Il aura fallu à l’artiste une réflexion de plus de quinze ans pour parvenir au principe de « presque documentaire », qui définit aujourd’hui son travail, et lui permet également de s’assumer comme un photographe, et non plus comme un peintre. Cette notion témoigne à la fois de la distance prise avec le documentaire, et de son intégration dans l’idée que Wall a développée de la réalité : une reconstruction, certes, mais à partir d’une observation stricte, telle une reconstitution documentaire. Il s’agit au fond de rendre compte du réel de la façon la plus juste possible. Wall en passe par la mise en scène et la reconstruction, parce qu’« un sujet qui a vraiment du sens exige une bonne image. La seule façon de transmettre l’expérience que j’ai faite est d’en faire le sujet d’une bonne image. Par conséquent, c’est bien le sujet qui rend nécessaire le processus de fabrication de l’image, et il faut faire avec cette contradiction. L’aboutissement de tout ce travail, c’est le plaisir que nous éprouvons dans l’expérience d’une bonne œuvre d’art. Tout ce qui compte en art relève de cette expérience de plaisir, de jouissance esthétique, sans laquelle rien d’important ne peut se passer en art.  Julie Boisard pour Cairn.info

 

« Après- midis d’été » 2011
« Après-midis d’été » 2011

Tentative d’interprétation personnelle:

Deux pièces peintes en jaunes et le même divan. Deux jeunes personnes nues et alanguies. Pourtant, chaque scénographie raconte leur histoire.

On y voit un jeune homme, occupé par lui-même, dans une chambre aménagée avec deux fauteuils, des livres et une série de quatre abstractions géométriques. Des symboles d’une vie intérieure riche et nourrie de fantasmes qui lui ouvriront des portes. D’ailleurs les portes de sa chambre s’ouvrent sur d’autres portes. Une lampe en forme de sein surplombe son activité.

La jeune fille du diptyque, bien qu’installée dans une chambre identique, est désoeuvrée. La porte de la chambre semble donner sur une cuisine (!), présupposition d’une destinée? Les murs vides supposent sa disponibilité ou la virginité de son esprit (ou de son corps). Pour moi, son air égaré ou rêveur ne signifie pas sa vacuité mais son imagination. Elle dispose d’une fenêtre, une ouverture sur le monde et la nature. A la vue de la chaise, on se doute que son assise dans la vie  risque d’être moins confortable que celle du jeune homme.

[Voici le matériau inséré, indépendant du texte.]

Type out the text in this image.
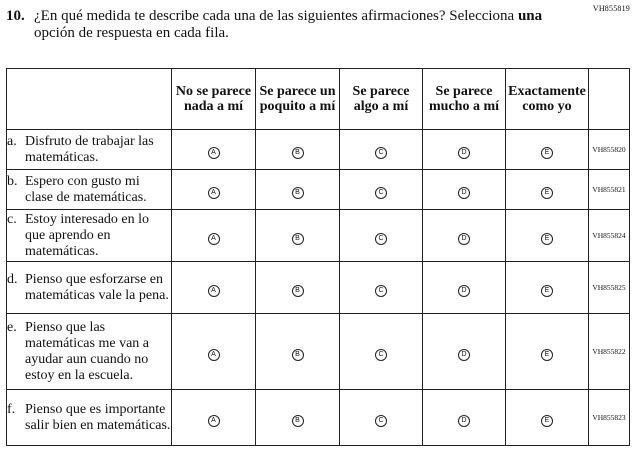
VH855819
10. ¿En qué medida te describe cada una de las siguientes afirmaciones? Selecciona una
opción de respuesta en cada fila.
	No se parece nada a mí	Se parece un poquito a mí	Se parece algo a mí	Se parece mucho a mí	Exactamente como yo	

a. Disfruto de trabajar las matemáticas.	A	B	C	D	E	VH855820

b. Espero con gusto mi clase de matemáticas.	A	B	C	D	E	VH855821

c. Estoy interesado en lo que aprendo en matemáticas.	A	B	C	D	E	VH855824

d. Pienso que esforzarse en matemáticas vale la pena.	A	B	C	D	E	VH855825

e. Pienso que las matemáticas me van a ayudar aun cuando no estoy en la escuela.	A	B	C	D	E	VH855822

f. Pienso que es importante salir bien en matemáticas.	A	B	C	D	E	VH855823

« Morning Cleaning, Mies van der Rohe Foundation, Barcelona », 1999 (diapositive sur caisson lumineux)

« Morning Cleaning » peut être vue comme un discours sur l’art, du classicisme de la statue de Kolbe, « le Matin », à l’expressionisme abstrait des traces de savon sur la vitre. Ou alors… un hommage à Marcel Duchamp, un regard revisitant son Grand Verre: « La mariée mise à nu par ses célibataires même ».

Depuis ma première rencontre avec son oeuvre (grâce à la réalisatrice Ursula Meier), j’ai cultivé une forte inclination pour Jeff Wall. J’ai découvert qu’il est lui aussi fasciné par l’oeuvre de Marcel Duchamp, au point de lui consacrer une thèse (définitivement inachevée…). Sa conférence sur « Etant Donnés », l’oeuvre posthume de MD, a été éditée par Stefan Banz (KMD).

VERLAG für MODERNE KUNST KMD/KUNSTHALLE MARCEL DUCHAMP-N°12

 

*une possible altercation, les sentiments évoqués par les expressions faciales, le racisme, la moquerie, la domination de l’homme sur la femme, les différences de classes sociales, la violence, les habillements significatifs, etc.